Northern Ireland

Dollingstown FC promotion case fails

High Court, Belfast
Image caption The case was heard at the High Court in Belfast

An intermediate football club has failed in a challenge over being denied promotion to the Irish Championship.

Mid Ulster League side Dollingstown FC was seeking to overturn an independent arbitration panel ruling that it had fielded an ineligible player.

At the High Court, a judge dismissed its bid to contest the decision.

He did so on the basis that Irish Football Association rules for settling disputes effectively excluded the right of appeal to the court.

Lord Justice Coghlin said: "The decision that I have reached with regard to the effect of the exclusion clause disposes of the application."

Transfer windows

He also rejected other arguments made by Dollingstown and awarded legal costs to the IFA.

The case centred on a conflict between transfer windows set by world governing body FIFA and at local level.

Dollingstown was knocked off its table-topping position following a complaint over the signing of Ashley Gregg in January.

Another Mid Ulster League Club, Tandragee Rovers FC, lodged a protest after a match between the two sides in March which Dollingstown won 3-1.

Under the rules governing the Mid Ulster Football League (MUFL) players cannot be transferred after December 31.

An independent arbitration panel endorsed the position by finding that it was an amateur-only competition.

However, lawyers for Dollingstown argued that professionals are not banned from playing in the league and that FIFA's January transfer window must apply.

If that had been held to be the case Gregg's eligibility would have been confirmed.

The club, which has spent more than £100,000 on ground improvements to meet requirements for entry into this year's Championship, would also have secure promotion.

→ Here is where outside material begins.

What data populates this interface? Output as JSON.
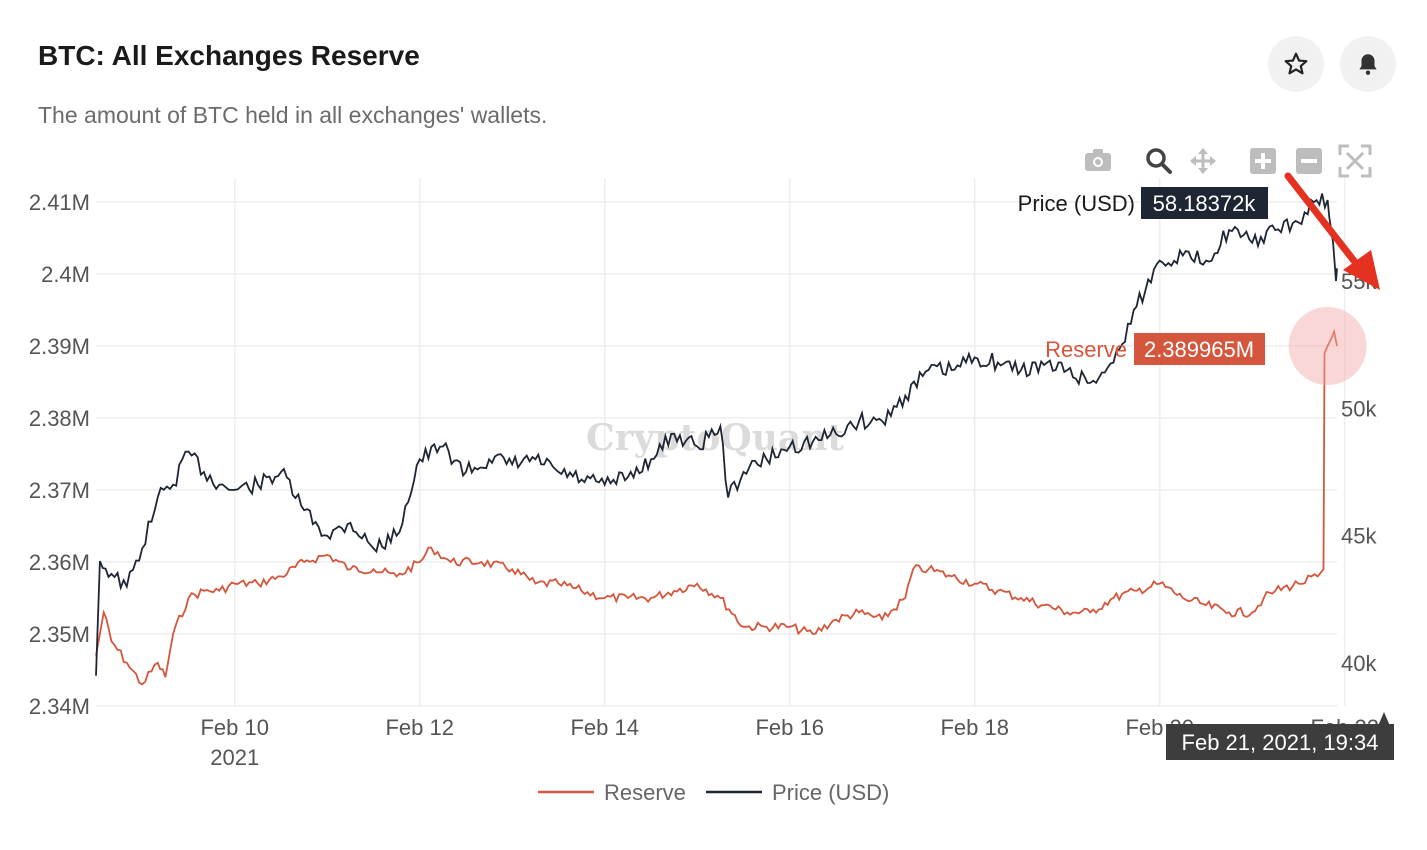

But Lord Justice Coghlin ruled that he was not persuaded that the panel reached a perverse conclusion of fact.

He said: "Once the appropriate allowances have been made, it is clear that the panel considered the evidence called on behalf of the various parties relating to whether the MUFL was an amateur competition as defined by the FIFA regulations and, having done so, it reached the conclusion, on a balance of probabilities, that MUFL was an amateur competition."

The judge added: "Accordingly, for the reasons set out above, this application must be dismissed."